Tensor values in static graph mode

I am trying to build a complex exploration algorithm to be used in RLlib. As I add an exploration loss to the policy loss I have a code section where the sample batch contains Tensors and not arrays. In this section the Tensors cannot be evaluated (which is needed for metrics) when in static graph mode.

I already tried to wrap my function into @make_tf_callable but that does not help as I need a feed_dict for this, too and this is not available. Furthermore, in eager_tracing mode there is no graph available in the policies. I guess in this case functions have to be wrapped into tf.function().

See for an example my PR.

Is there any way how these Tensors can get evaluated?

Feel free to use the following script to execute an example of my branch:

import os
import ray
from ray import tune
from ray.rllib.algorithms.ppo import ppo
from ray.rllib.utils.exploration.callbacks import RNDMetricsCallbacks

config = (
    ppo.PPOConfig()
    .environment(
        env="FrozenLake-v1",
    ).
    framework(
        framework="tf",
        # switch eager tracing on to see that no session is available 
        # in this mode.
        #eager_tracing=True,
    )
    .training(
        num_sgd_iter=8,
    )
    .rollouts(
        num_envs_per_worker=4,
        num_rollout_workers=0,
    )
    .debugging(
        log_level="DEBUG",
        seed=2,
    )
    .exploration(
        exploration_config={
            "type": "RND",
            "embed_dim": 64,
            "lr": 0.0001,
            "intrinsic_reward_coeff": 0.005,
            "nonepisodic_returns": True,
            "sub_exploration": {
                "type": "StochasticSampling",
            },
        },
    )
    #.callbacks(RNDMetricsCallbacks)
) 

ray.init(ignore_reinit_error=True, local_mode=True)
# Trace TensorFlow, if needed.
# os.mkdir("/tmp/tf_timeline_test")
# os.environ["TF_TIMELINE_DIR"] = "/tmp/tf_timeline_test"

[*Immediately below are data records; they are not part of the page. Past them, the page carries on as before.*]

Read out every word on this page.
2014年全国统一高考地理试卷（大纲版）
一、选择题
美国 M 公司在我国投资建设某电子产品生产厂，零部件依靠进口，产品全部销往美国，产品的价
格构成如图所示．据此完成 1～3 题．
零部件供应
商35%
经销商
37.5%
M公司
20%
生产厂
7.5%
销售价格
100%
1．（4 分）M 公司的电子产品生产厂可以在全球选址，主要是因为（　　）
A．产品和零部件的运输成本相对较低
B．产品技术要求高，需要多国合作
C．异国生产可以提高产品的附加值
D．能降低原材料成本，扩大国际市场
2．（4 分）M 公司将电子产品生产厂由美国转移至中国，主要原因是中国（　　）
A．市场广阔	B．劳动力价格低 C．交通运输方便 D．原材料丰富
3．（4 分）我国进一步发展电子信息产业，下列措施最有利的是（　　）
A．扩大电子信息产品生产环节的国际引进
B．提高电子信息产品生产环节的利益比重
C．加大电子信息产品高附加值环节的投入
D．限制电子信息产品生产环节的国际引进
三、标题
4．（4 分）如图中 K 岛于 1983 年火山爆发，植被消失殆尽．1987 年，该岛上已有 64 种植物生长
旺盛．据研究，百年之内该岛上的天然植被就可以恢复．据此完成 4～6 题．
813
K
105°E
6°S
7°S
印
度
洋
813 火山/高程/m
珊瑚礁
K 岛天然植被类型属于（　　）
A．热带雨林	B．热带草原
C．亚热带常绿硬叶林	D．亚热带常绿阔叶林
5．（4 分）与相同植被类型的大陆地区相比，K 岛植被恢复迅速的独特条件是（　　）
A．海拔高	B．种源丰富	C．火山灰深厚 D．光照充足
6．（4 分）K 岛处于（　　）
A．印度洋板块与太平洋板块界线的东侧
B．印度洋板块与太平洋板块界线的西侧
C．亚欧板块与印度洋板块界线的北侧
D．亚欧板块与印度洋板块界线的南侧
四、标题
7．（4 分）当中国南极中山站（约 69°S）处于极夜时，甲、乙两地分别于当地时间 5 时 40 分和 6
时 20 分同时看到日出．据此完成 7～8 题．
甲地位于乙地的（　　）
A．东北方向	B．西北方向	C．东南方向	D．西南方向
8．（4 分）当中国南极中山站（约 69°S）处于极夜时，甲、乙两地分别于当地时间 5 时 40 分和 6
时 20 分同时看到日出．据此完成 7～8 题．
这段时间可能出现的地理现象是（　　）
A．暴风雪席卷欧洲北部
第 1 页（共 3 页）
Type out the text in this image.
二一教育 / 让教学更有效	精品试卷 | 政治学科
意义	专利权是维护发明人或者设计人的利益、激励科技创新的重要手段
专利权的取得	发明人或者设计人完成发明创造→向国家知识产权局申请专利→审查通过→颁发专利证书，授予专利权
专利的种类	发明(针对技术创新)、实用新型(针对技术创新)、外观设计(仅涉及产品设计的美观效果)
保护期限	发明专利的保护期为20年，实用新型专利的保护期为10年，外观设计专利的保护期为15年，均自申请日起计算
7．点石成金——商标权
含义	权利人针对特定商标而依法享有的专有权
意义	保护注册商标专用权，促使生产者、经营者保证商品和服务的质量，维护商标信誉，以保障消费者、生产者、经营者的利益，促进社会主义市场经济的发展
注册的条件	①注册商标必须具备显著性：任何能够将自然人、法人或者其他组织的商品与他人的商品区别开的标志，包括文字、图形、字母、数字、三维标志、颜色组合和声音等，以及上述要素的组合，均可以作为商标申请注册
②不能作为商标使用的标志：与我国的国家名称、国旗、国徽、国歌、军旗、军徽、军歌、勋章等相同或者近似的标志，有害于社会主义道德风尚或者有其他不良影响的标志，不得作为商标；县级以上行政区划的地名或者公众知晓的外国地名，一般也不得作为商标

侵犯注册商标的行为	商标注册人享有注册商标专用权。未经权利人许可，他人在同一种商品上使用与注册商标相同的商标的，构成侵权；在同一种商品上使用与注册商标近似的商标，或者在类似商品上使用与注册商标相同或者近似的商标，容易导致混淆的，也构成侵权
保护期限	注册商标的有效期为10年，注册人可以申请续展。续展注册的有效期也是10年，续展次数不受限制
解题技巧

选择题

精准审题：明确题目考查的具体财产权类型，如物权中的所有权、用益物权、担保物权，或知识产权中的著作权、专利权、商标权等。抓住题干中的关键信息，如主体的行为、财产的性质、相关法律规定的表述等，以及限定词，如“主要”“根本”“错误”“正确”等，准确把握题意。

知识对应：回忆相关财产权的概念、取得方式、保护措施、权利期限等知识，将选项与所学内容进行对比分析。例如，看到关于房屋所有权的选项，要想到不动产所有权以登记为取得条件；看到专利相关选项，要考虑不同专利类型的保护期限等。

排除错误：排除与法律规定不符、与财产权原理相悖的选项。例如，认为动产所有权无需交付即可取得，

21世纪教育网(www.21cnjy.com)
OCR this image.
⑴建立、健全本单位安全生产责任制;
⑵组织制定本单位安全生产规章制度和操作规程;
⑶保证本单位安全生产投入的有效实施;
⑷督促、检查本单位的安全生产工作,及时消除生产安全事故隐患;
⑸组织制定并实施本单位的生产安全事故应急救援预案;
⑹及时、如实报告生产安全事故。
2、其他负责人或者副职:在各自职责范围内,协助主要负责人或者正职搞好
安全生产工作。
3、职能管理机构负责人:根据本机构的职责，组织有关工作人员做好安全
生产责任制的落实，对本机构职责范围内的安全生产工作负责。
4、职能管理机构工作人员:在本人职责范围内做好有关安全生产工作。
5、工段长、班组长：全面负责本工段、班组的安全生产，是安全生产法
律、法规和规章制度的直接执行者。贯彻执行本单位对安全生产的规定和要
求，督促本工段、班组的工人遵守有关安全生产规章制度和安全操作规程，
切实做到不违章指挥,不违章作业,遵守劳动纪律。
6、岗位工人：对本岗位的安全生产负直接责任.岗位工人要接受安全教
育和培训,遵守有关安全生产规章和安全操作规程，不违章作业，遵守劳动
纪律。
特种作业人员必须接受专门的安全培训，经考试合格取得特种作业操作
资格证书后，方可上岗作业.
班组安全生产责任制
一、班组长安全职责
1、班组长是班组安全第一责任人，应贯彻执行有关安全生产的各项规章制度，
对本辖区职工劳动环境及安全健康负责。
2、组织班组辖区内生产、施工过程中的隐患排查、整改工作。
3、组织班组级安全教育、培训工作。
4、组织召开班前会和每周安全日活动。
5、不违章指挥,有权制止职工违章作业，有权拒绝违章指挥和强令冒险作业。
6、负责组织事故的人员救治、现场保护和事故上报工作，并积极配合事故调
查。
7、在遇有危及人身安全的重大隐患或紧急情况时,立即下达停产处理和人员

algorithm = config.build()
for i in range(10):
    print(f"========================================{i}===========================================")
    algorithm.train()

ray.shutdown()

Maybe @sven1977 or Jun Gong have an answer to this (I know you work with TensorFlow)?

@Lars_Simon_Zehnder SampleBatch should ideally never contain a differentiable component if your code needs to work in distributed mode. If SampleBatch contains any tensor with gradient info it will lose that info as it goes thru the object store. So I am curious why you ended up with having a Tensor in your SampleBatch to begin with. For these types of exploration methods can’t you just add the value of the intrinsic reward to the extrinsic one during postprocess_trajectory call?

1 Like

@kourosh thanks for your reply!

I took a look at the PPO value targets and advantages before I started to code this module. Therein the same variables (for the 1st value head) are stored into the sample batch during postprocess_trajectory().
If the sample batch gets passed into the policy’s loss() function it contains already only Tensors as the loss is then evaluated in a session run by RunBuilder.

So what works in evaluating the Tensors is, if I use a monkey patch on the policy’s stats_fn() and add therein also the intrinic_value_loss the loss gets evaluated and can be seen on TensorBoard. However this puts the metric into the tune\evaluation instead the custom_metrics/rnd/ where they should resit to separate clearly the metrics from the policy fromm the ones from the exploration module.

I hope I could clarify a little more where this setup came from.